One of the less-discussed but critical consequences of parastatal mergers and shutdowns is how they will affect presidential appointees. These state corporations are often used as political tools, providing cushy jobs to loyalists and rewarding key supporters of the administration. Appointments to senior positions in parastatals allow the president and his inner circle to consolidate power, influence sectoral decision-making, and control resource distribution.
With the mergers, many of these positions will be eliminated or consolidated, sparking fierce battles over who stays and who goes. While the government claims that no regular employees will lose their jobs, it has not clarified what will happen to politically appointed directors, board members, and senior executives.
This uncertainty could trigger intense lobbying within the corridors of power, with factions of the ruling coalition jostling to retain their influence in the newly-formed entities.

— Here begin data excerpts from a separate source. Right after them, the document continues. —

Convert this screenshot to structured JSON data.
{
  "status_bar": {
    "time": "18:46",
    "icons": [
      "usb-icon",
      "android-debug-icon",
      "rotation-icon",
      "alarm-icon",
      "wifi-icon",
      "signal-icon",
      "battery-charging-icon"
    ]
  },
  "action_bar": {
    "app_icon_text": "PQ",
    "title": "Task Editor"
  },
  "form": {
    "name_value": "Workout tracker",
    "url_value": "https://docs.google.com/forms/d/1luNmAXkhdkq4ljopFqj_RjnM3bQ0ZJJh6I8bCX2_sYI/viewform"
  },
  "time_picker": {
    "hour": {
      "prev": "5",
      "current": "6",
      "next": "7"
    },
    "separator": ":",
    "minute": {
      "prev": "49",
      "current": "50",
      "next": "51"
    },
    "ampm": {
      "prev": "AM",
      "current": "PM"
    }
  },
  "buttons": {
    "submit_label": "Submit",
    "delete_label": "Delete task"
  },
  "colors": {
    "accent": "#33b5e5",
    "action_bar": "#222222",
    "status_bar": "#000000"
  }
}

For instance, when multiple parastatals are merged, only one Director-General or Chief Executive Officer will be needed for the new organisation. This raises questions about the fate of current executives, many of whom are appointees with close ties to the ruling administration.
Will the government protect them through alternative appointments in other agencies? Or will it risk alienating powerful allies ahead of the 2027 elections? These political considerations suggest that the mergers are not just about efficiency but also about redistributing power within the ruling elite.
Further, the reduction in high-level positions could impact the president’s ability to reward political allies in the future. State corporations have traditionally served as a pool of patronage, where the executive can distribute rewards in the form of lucrative appointments.